The aim of this project is to build a simple code scanning application that can detect sensitive keywords in public git repositories. The application will allow users to create, read, update, and delete repositories. Each repository will be identified by a unique name and a link to the repository on GitHub.
Users will be able to trigger a scan against a specific repository in order to detect any potential security issues. The scanning process will involve iterating through the codebase and looking for keywords that indicate the presence of sensitive information. In this case, the application will look for the presence of public_key
or private_key
prefixes with allow user to add more rules in further
Once the scan is complete, users will be able to view a Security Scan Result List.
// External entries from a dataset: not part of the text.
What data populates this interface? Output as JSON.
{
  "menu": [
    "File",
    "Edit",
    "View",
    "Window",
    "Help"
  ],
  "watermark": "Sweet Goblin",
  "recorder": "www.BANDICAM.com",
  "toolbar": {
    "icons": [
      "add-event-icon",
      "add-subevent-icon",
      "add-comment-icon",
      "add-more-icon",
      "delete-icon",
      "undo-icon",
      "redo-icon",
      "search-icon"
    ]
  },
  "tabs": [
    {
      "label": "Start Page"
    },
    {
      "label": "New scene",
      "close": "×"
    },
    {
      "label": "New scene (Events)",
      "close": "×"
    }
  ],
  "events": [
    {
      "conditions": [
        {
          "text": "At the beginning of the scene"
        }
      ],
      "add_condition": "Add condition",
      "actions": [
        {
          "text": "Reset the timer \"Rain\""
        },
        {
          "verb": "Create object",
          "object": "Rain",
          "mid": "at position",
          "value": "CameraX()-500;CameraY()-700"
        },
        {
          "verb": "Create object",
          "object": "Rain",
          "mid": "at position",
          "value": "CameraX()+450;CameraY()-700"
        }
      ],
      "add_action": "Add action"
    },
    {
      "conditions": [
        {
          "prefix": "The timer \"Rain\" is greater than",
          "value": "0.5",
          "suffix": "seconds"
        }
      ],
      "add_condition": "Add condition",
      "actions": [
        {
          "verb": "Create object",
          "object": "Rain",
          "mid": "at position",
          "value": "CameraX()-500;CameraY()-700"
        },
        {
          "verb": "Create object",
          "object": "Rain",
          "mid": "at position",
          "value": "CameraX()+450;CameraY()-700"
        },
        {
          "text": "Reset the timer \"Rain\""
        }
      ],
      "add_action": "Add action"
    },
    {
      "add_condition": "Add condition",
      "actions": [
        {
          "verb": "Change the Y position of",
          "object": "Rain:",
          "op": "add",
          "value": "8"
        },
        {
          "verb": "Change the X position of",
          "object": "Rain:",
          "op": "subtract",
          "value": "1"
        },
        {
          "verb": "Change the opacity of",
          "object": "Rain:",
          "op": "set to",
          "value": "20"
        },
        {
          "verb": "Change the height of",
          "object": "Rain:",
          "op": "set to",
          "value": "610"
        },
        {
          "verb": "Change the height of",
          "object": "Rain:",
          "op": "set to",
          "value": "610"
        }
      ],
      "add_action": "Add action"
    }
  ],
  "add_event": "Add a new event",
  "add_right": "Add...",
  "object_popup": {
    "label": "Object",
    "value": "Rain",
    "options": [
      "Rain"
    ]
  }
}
This list will show the repositories that have been scanned and the results of each scan. If any sensitive keywords are detected in a repository, this will be indicated in the scan result.
The API server is designed using a layered architecture pattern. The layered architecture pattern separates an application into logical layers that interact with each other to perform a specific task.
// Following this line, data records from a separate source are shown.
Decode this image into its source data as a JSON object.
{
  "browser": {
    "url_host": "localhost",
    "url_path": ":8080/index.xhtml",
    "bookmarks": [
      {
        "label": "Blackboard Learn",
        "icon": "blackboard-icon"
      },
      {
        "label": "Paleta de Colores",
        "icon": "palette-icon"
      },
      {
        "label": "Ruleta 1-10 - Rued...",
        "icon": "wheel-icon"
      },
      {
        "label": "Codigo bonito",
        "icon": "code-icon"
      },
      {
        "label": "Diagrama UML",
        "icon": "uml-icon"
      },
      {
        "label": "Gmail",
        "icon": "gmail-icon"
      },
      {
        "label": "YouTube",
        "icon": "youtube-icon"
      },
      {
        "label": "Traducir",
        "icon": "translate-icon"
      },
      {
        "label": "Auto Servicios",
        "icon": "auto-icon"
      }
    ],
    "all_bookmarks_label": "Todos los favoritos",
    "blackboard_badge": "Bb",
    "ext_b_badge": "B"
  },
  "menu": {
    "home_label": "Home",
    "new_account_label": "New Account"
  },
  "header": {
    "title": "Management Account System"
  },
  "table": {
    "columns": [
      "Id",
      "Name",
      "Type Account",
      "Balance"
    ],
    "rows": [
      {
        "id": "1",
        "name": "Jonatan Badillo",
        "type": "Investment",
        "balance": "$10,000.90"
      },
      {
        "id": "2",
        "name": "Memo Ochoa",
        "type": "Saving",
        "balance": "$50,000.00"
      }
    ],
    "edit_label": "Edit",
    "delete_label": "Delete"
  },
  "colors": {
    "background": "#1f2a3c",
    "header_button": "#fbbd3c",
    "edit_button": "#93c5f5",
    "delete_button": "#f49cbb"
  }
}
The layers of the API server are following:
-
Presentation layer: This layer handle the incoming HTTP requests and outgoing HTTP responses. The Go standard library will be used to create an HTTP server that listens to requests and sends responses. The server use a routing package called Bun Router to route requests to the appropriate handler.
-
Service layer: This layer handle the business logic of the application. It interact with the data access layer to perform CRUD (Create, Read, Update, Delete) operations on the data.
-
Data access layer: This layer will interact with the database to perform CRUD operations. The Bun golang-ORM is used to execute SQL queries against the database.
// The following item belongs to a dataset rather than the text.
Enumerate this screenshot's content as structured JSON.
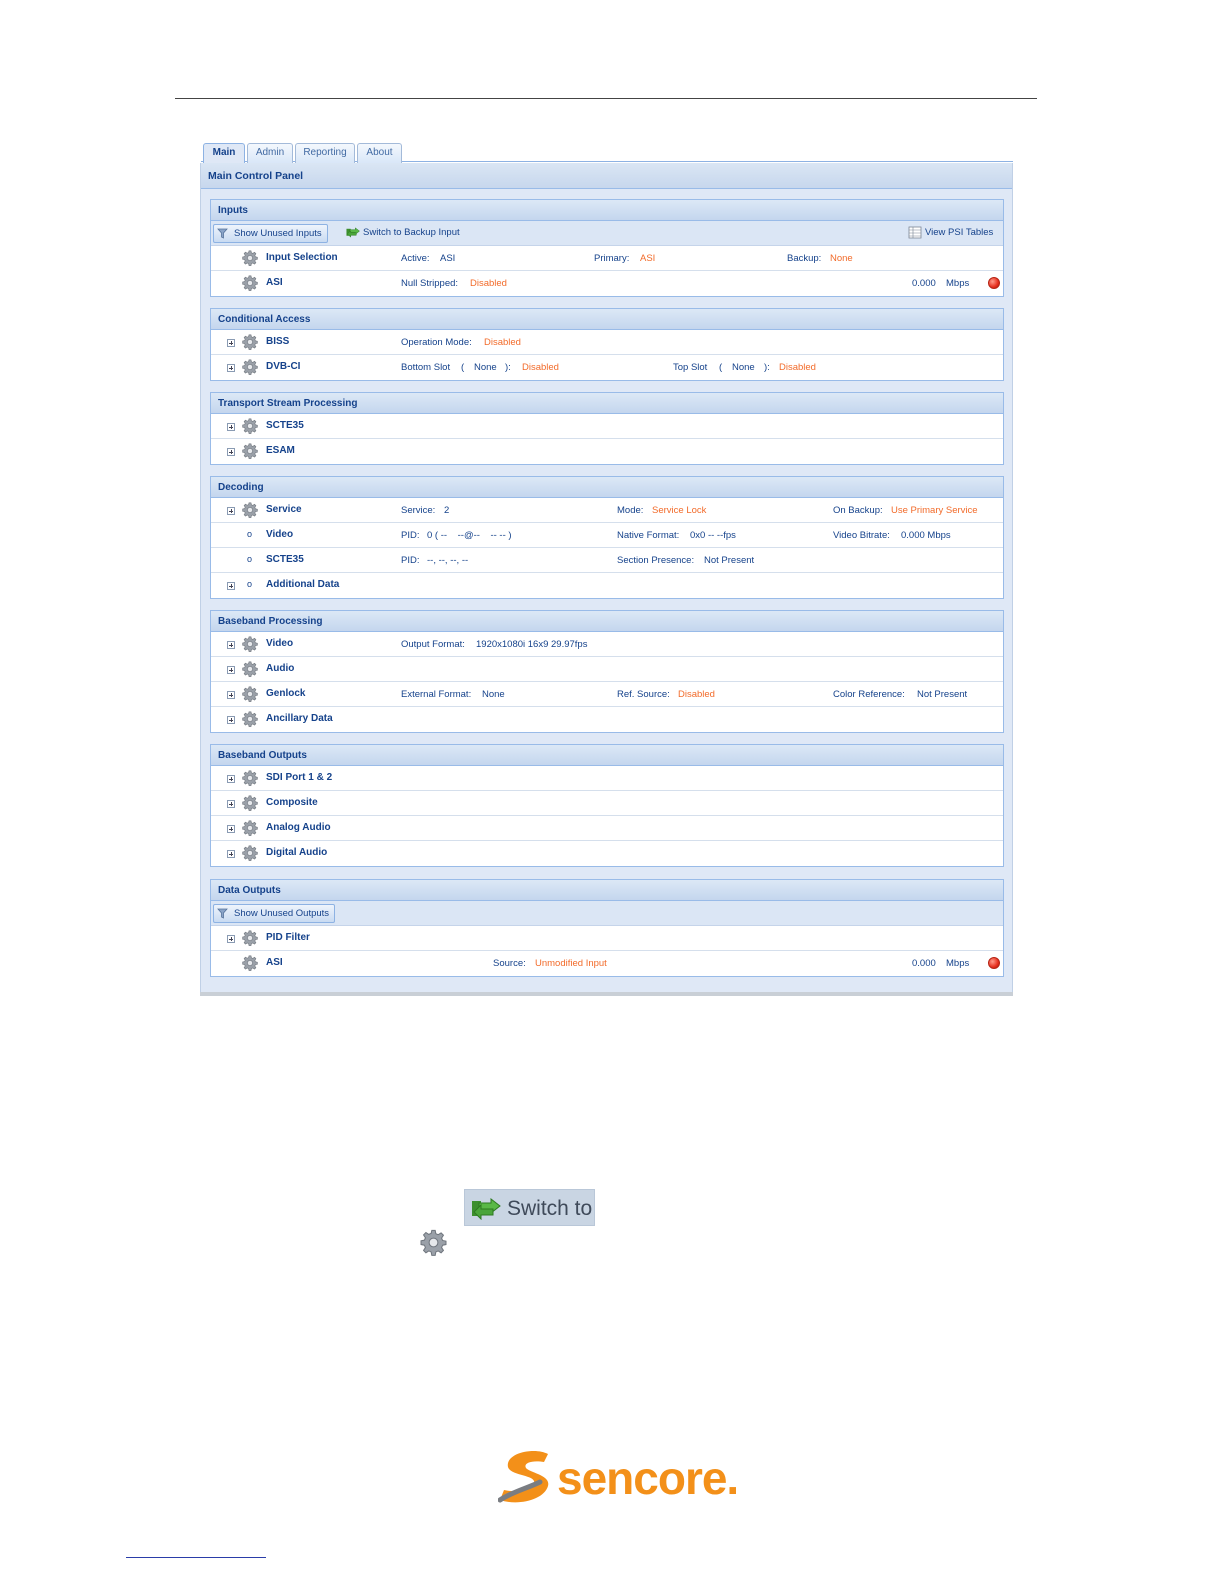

To ensure the application's scalability and maintainability, we implemented with the following design principles:
-
Dependency injection: We use dependency injection to decouple the components of the application and improve testability.
-
Separation of concerns: We will ensure that each component of the application is responsible for only one aspect of the application's functionality.
-
Single Responsibility Principle (SRP): We will ensure that each component of the application has only one responsibility.
-
OpenAPI specification: We use the OpenAPI specification to document the API server's endpoints and responses. This will improve the API server's usability and maintainability.
Tools :
- Database : Postgres
- ORM : bun golang-ORM
- HTTP Router : bun router
- Task Queue Handler : taskq
- Queue Store : Redis
Full API document can be found in /apidoc directory
- Installed Golang 1.19
- Docker Docker
Unit testing
make test
or get test coverage profile
make test-coverage
Build docker image and run using docker compose
docker compose up -d
Stop running services
docker-compose down
Add a repository with some files contain keyword public_key
or private_key
curl --location 'http://127.0.0.1:8080/api/v1/repository' \
--header 'Content-Type: application/json' \
--data '{
"name": "wireguard_exporter",
"remote_url": "https://github.com/mdlayher/wireguard_exporter"
}'
Trigger scanner to enqueue analyzer task using newly generated ID
curl --location --request POST 'http://127.0.0.1:8080/api/v1/repository/98b57e1c-eb0f-40ea-a690-b7df6a0946e7/scan'
Get report status and result using repository ID
curl --location 'http://127.0.0.1:8080/api/v1/repository/98b57e1c-eb0f-40ea-a690-b7df6a0946e7/report'
make build
Drop table if exist, migrated tables and insert initial data
make db
make start
$ gitsast help
NAME:
GitSAST - A new cli application
USAGE:
GitSAST [global options] command [command options] [arguments...]
COMMANDS:
api start GitSAST API server
db manage database migrations
help, h Shows a list of commands or help for one command
.
├── apidoc
├── app
│ ├── embed
│ │ └── config
│ └── middleware
├── cmd
│ ├── api
│ └── database
├── docker-compose.yml
├── entrypoint.sh
├── internal
│ ├── model
│ ├── queue
│ │ └── task
│ │ └── analyzer
│ ├── recover
│ └── repository
├── scripts
├── testutil
└── workflows
A brief description of the layout:
apidoc
- Contains the importable documentation for the API viewer like OpenAPI, Postman collection.
app
- Holds the main application code and middleware
config
- Contains environment specific configuration used by the application
cmd
- Contains list of CLI command for running the application and other command-line tools.
internal
- Contains private implementation details of the application that are not intended to be used outside the application itself
model
- Contains the application's data models and database schema
queue
- Contains any queue-related code, such as workers and job processing
recover
- Contains code related to error handling and recovery
testutil
- Contains utilities used for testing, such as mock objects and test fixtures
.github
- Contains github workflow files and scripts for automating continuous integration and deployment.
- More coverage test % beside the core functionalities
- API Caching
- Distributed queue
- Endpoint for API document
- Speed up scanner for the large git repository
- Makefile MUST NOT change well-defined command semantics, see Makefile for details.